AŞIĞA BAĞDAT SORULMAZ


Bir süredir lacivert gökyüzünde göz kırpan kutup yıldızına/ Hiç duymasak da sesini yaz gelince öttüklerine inandığımız "turna"lara/ Sarının yanına laciverti, Pierre'in yanına Nobre'yi koyanlara/ İzmir'in bir ara sokağında ya da Denizli'nin balkonlarında bayraklarını hazırda tutanlara/ Sabiha Gökçen'de gülücükler saçan Yüksel'in minik kızına/ Fırat'la Dicle'yi, Arda'yla Meriç'i, Kızılırmak'la Yeşilırmak'ı birleştirip suları coşturanlara/ Denizler ortasında yelkensiz bırakmayanlara/ Yağmurlarda çamurlarda omuz omuza duran Leylalar'a, Mecnunlar'a/ Tuncaylar'a, Memolar'a, Serhatlar'a/ Kardeş ülke Brezilya karnavalını Kadıköy'e taşıyanlara/ İlk haftada, boğazda bir yumru bırakan, ancak aslında bu şenliğin ilk meşalesini yaktıran Awacs (erken uyarı uçağı) Aykut Kocaman'a, Uche'nin sakızına/ Hem sevgililer, hem anneler gününü atlamayanlara/ Yağmurdan sonraki toprak kokusuna/ 99. yıllarında 'tadı yok sensiz geçen ne baharın ne yazın...' şarkısını söyleten ezeli ve ebedilere...
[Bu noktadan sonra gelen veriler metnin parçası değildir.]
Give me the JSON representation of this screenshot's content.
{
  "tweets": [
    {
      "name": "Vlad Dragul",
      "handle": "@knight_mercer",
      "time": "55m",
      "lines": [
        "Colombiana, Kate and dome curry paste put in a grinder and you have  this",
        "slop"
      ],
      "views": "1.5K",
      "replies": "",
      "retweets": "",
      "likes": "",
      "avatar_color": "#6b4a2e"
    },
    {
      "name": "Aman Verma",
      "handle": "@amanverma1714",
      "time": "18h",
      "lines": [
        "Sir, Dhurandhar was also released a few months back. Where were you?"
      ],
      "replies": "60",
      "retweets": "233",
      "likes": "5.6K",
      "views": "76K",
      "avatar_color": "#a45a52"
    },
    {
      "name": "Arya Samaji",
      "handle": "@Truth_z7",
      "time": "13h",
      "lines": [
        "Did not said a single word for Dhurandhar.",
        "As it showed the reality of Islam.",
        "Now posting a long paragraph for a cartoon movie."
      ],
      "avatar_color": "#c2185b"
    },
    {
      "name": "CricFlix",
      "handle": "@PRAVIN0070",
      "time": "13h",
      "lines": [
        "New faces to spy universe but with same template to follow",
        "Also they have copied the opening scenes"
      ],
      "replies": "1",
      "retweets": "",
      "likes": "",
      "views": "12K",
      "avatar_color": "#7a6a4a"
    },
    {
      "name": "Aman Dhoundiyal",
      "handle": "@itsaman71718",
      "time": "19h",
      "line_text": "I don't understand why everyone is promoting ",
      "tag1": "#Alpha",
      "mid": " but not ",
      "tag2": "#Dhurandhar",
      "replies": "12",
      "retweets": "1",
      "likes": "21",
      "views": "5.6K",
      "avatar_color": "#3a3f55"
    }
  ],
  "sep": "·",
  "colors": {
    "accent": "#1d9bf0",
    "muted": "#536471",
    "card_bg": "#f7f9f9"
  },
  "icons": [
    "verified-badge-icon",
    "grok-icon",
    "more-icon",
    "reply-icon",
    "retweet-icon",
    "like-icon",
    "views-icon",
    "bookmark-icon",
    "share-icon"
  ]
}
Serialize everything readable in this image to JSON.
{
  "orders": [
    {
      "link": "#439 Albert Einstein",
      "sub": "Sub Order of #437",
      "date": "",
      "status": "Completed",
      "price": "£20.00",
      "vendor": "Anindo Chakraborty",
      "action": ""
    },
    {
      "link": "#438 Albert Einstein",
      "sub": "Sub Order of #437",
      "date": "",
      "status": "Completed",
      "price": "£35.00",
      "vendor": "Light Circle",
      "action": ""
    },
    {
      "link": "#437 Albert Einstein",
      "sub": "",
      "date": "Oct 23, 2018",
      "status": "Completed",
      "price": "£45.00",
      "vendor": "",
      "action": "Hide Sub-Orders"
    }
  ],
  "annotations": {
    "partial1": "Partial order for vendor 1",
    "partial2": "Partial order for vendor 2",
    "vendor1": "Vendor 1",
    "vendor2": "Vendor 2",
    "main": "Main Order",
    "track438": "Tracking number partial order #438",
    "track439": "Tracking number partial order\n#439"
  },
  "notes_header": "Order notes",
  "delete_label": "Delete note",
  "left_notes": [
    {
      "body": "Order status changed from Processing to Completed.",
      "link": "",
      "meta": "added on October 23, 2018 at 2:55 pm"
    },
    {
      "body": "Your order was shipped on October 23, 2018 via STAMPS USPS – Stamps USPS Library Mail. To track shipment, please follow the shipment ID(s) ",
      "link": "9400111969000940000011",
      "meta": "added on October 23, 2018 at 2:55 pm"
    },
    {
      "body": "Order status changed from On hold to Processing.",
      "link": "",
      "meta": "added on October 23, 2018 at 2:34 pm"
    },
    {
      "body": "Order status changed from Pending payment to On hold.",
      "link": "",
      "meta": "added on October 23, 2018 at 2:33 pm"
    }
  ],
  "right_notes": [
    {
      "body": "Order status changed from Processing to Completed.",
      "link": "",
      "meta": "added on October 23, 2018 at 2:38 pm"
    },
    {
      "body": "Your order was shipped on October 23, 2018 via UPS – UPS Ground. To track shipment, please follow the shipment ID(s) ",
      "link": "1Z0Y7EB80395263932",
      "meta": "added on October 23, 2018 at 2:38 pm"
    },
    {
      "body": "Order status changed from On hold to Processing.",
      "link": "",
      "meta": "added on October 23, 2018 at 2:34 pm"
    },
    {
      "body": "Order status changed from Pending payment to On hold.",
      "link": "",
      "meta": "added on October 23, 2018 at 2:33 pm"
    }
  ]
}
Daumlar'a, Kochlar'a, Volkan Ballılar'a, 'Üs yok, tesis var'ı bu defa doğru söyleyenlere/ Devre aralarında 'Şimdi n'olacak?' gibi mantıklı sorularımıza bıkmadan cevap veren yönetime, Başkan'a/ Kendisi için küçük, insanlık için büyük adımlar atan Rebrov'a, Ümit Özat'a, Trabzon yakışıklısı Recep'e, kalan haftaların Schumacher'i Volkan'a/ Ayın şavkını sazlarına vurduranlara/ Dünyayı durduran, 'pozitif ayrımcılıklarıyla' güneşi doğduranlara/ Ayakkabı bile alamayan çocuklara ve babalarına sanki hanları hamamları verenlere/ Lavanta kolonyası ferahlığı Semih'e/ Ümmidi vatan Olcan'a, yeni gelenlere/ Şırnak'ta, Lalapaşa'da, Ödemiş'de, Karaman'da mutluluğun resmini çizenlere/ Hem Anadolu'yu, hem Evropa'yı kucaklama tatlılığına/ Zaman zaman mağdur ama onurluya/ Sadece başarıya endeksli agresif kimliklere inat, yağmurda beraber ıslananlara/ Geçse de gençlik çağı bu sevdadan vazgeçmeyenlere... 34 yıllık kimliğinin tam içine,imzasının ortasına '17' koyanlara/ Menekşelere, zambaklara/ Sen kalbimin mehtabısın, güneşisin'e/ röfleleri Beckham'dan güzel Tomas'a/ Adları hemen akla gelen Lefter'lere, Can'lara/ Gece yarısı uykudan uyandırıp (bu gece bu başıma gelecek !) 'amanın, onu nasıl unuttum'lara/ Tatlı gülüş pek yaraşır gamzelere/ Sevincin saati 90+1'lere/ Samandıra sabahlarına/ Okocha'nın 20:45'ine/ Aşkların en güzeline/ Barcelona'da sıla hasreti çektiğini söyleyenlere/ Nemrut dağındaki senfonik konserlere/ Havaya, suya, toprağa, ağaca, bebek gülüşlerine...

Bu şahane kimlikle bizleri tanıştıran babalara, dayılara/ Aşkı büyüten Ömer'lere/ Ne yazık ki bugünleri bizimle göremeyen, ama gökyüzünden bayrak sallayan 'evvel giden ahbaplara'...

Selam olsun!

Fenerbahçe'nin şampiyonluk yazısından.